Thursday, October 8, 2009

NCTQ report on Colorado

Thanks to the blog "kitchen table math, the sequel", I just found out about a report by the National Council on Teacher Quality that specifically focuses on my state, Colorado. I was most interested by the section recommending the adoption of Singapore Math statewide for the elementary grades:
Within the United States, Colorado’s performance against other states is itself quite mediocre, 28th in 4th grade mathematics and 18th in 8th grade mathematics according to the latest NAEP data, well below where it should be given Colorado’s relative wealth.
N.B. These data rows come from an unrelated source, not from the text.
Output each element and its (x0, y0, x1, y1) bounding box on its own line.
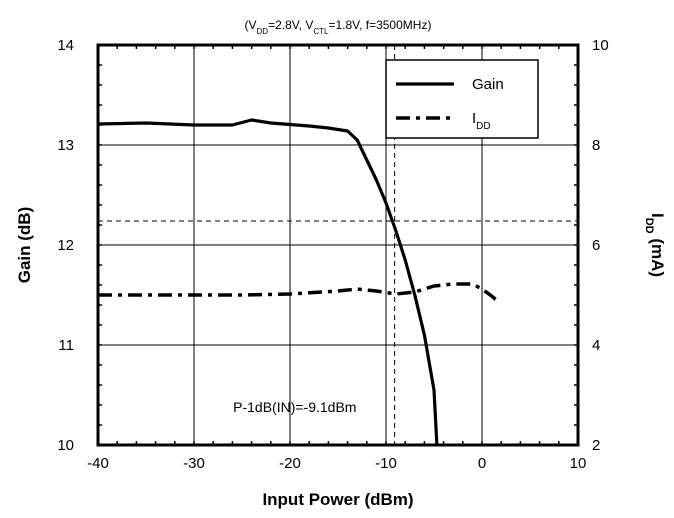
x-tick-label: -20 (279, 455, 301, 472)
y-left-tick-label: 11 (58, 337, 74, 354)
x-tick-label: 10 (570, 455, 587, 472)
idd-series-line (98, 282, 498, 302)
y-right-axis-label: IDD (mA) (643, 213, 667, 277)
legend: Gain IDD (385, 59, 539, 139)
y-left-tick-label: 12 (57, 237, 74, 254)
y-left-tick-label: 10 (57, 437, 74, 454)
plot-frame (96, 43, 580, 447)
legend-box (385, 59, 539, 139)
legend-label: IDD (472, 110, 491, 132)
chart-subtitle: (VDD=2.8V, VCTL=1.8V, f=3500MHz) (245, 18, 432, 36)
y-right-tick-label: 10 (592, 37, 609, 54)
y-left-tick-label: 13 (57, 137, 74, 154)
gain-series-line (97, 118, 439, 446)
x-tick-label: 0 (478, 455, 486, 472)
y-right-tick-label: 2 (592, 437, 600, 454)
y-left-axis-label: Gain (dB) (15, 207, 34, 284)
p1db-annotation: P-1dB(IN)=-9.1dBm (233, 399, 356, 415)
x-tick-label: -10 (375, 455, 397, 472)
y-right-tick-label: 6 (592, 237, 600, 254)
y-right-tick-label: 4 (592, 337, 600, 354)
tick-labels: -40 -30 -20 -10 0 10 10 11 12 13 14 2 4 6 8 10 (57, 37, 608, 472)
chart-text: (VDD=2.8V, VCTL=1.8V, f=3500MHz) Input Po… (15, 18, 667, 509)
x-tick-label: -40 (87, 455, 109, 472)
x-tick-label: -30 (183, 455, 205, 472)
series-layer (97, 118, 498, 446)
y-left-tick-label: 14 (57, 37, 74, 54)
x-axis-label: Input Power (dBm) (262, 490, 413, 509)
y-right-tick-label: 8 (592, 137, 600, 154)
legend-label: Gain (472, 76, 504, 93)
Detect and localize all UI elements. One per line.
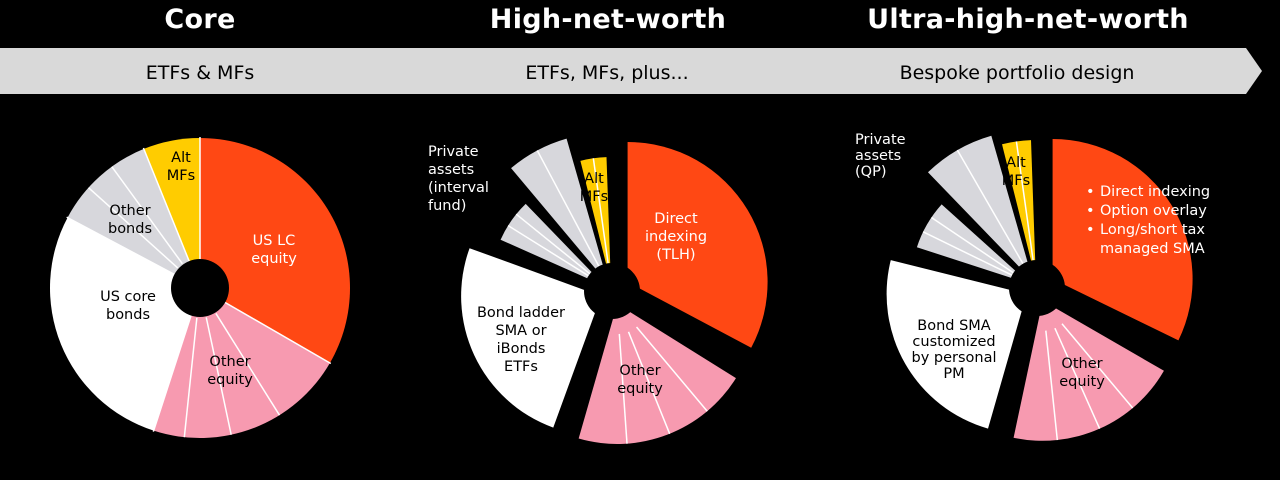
uhnw-alt-divider: [1015, 141, 1034, 261]
core-subdivider: [215, 313, 281, 416]
uhnw-subdivider: [930, 216, 1014, 274]
uhnw-alt-slice: [1002, 140, 1036, 281]
core-other-equity-slice: [153, 288, 330, 438]
hnw-alt-divider: [592, 158, 609, 264]
hnw-subdivider: [618, 333, 628, 444]
uhnw-private-assets-slice: [927, 135, 1033, 282]
uhnw-subdivider: [1054, 327, 1101, 429]
uhnw-other-equity-slice: [1013, 300, 1164, 441]
uhnw-other-equity-label: Other equity: [1059, 356, 1105, 390]
core-subdivider: [88, 187, 179, 269]
hnw-bond-ladder-label: Bond ladder SMA or iBonds ETFs: [476, 305, 566, 375]
hnw-private-assets-slice: [511, 138, 609, 284]
uhnw-subdivider: [1061, 323, 1134, 409]
uhnw-bond-sma-slice: [886, 260, 1027, 429]
core-other-bonds-slice: [67, 148, 200, 288]
uhnw-bullet-direct-indexing: Direct indexing: [1086, 183, 1210, 202]
hnw-subdivider: [515, 213, 591, 275]
hnw-alt-label: Alt MFs: [579, 171, 609, 205]
core-other-bonds-label: Other bonds: [107, 203, 153, 237]
hnw-bond-ladder-slice: [461, 248, 602, 428]
hnw-subdivider: [627, 331, 671, 435]
core-us-lc-slice: [200, 138, 350, 363]
hnw-subdivider: [507, 224, 589, 277]
hnw-private-assets-label: Private assets (interval fund): [428, 144, 489, 214]
hnw-hub: [584, 263, 640, 319]
uhnw-private-assets-label: Private assets (QP): [855, 132, 906, 180]
core-us-lc-label: US LC equity: [251, 233, 297, 267]
banner-shape: [0, 48, 1262, 94]
core-alt-label: Alt MFs: [166, 150, 196, 184]
core-hub: [171, 259, 229, 317]
tier-title-ultra-high-net-worth: Ultra-high-net-worth: [867, 4, 1189, 35]
core-subdivider: [111, 166, 183, 265]
uhnw-private-divider: [956, 149, 1024, 265]
core-alt-slice: [143, 138, 200, 288]
core-us-core-bonds-label: US core bonds: [100, 289, 156, 323]
core-subdivider: [183, 317, 198, 438]
hnw-direct-indexing-label: Direct indexing (TLH): [644, 211, 708, 263]
core-subdivider: [205, 317, 232, 435]
uhnw-subdivider: [922, 231, 1013, 276]
hnw-alt-slice: [580, 157, 611, 284]
tier-subtitle-ultra-high-net-worth: Bespoke portfolio design: [899, 62, 1135, 84]
uhnw-bond-sma-label: Bond SMA customized by personal PM: [911, 318, 997, 382]
hnw-private-divider: [536, 150, 600, 267]
tier-title-core: Core: [164, 4, 236, 35]
uhnw-alt-label: Alt MFs: [1001, 155, 1031, 189]
hnw-subdivider: [635, 326, 708, 412]
core-other-equity-label: Other equity: [207, 354, 253, 388]
tier-title-high-net-worth: High-net-worth: [489, 4, 727, 35]
hnw-direct-indexing-slice: [627, 142, 768, 348]
uhnw-bullet-option-overlay: Option overlay: [1086, 202, 1210, 221]
tier-subtitle-core: ETFs & MFs: [145, 62, 255, 84]
hnw-other-equity-slice: [578, 303, 736, 444]
core-us-core-bonds-slice: [50, 217, 201, 431]
hnw-other-equity-label: Other equity: [617, 363, 663, 397]
tier-subtitle-high-net-worth: ETFs, MFs, plus...: [525, 62, 689, 84]
uhnw-subdivider: [1045, 330, 1059, 441]
uhnw-direct-indexing-bullets: Direct indexing Option overlay Long/shor…: [1086, 183, 1210, 259]
uhnw-hub: [1009, 260, 1065, 316]
tier-banner-arrow: [0, 48, 1262, 94]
Singapore’s approach to elementary mathematics education first came to the attention of U.S. educators in 1997 with the release of the results of the Third International Mathematics and Science Study (TIMSS). Singapore’s fourth and eighth grade students placed first in mathematics, well ahead of students in the U.S. and other Western countries, and that performance has stayed strong. The Singapore system was lauded for providing “textbooks [that] build deep understanding of mathematical concepts while traditional U.S. textbooks rarely get beyond definitions and formulas (AIR report, 2005).” While countries such as Japan and Korea have also done well in international testing, Singapore is the only Asian country where English is the medium of instruction for all state-approved schools in grades K-12, meaning that their curriculum is written in English.

Singapore’s curriculum offers another advantage to states like Colorado with growing numbers of English Language Learners. Only 20 percent of the students who come to school in Singapore can speak English, the language of schooling. Because of that dynamic, the curriculum is sensitive to the limited understanding of non-English speaking students.
As a mother with a bachelors degree in mathematics, I'm going to seek the best math curriculum I can for my children. "Fuzzy" math with little mastery just won't cut it, and as long as my local school district uses the Everyday Math curriculum, we will be voting with our feet against it by either homeschooling or going to a charter school. Is there a chance the local school administration will pay attention to this report and actually adopt Singapore Math?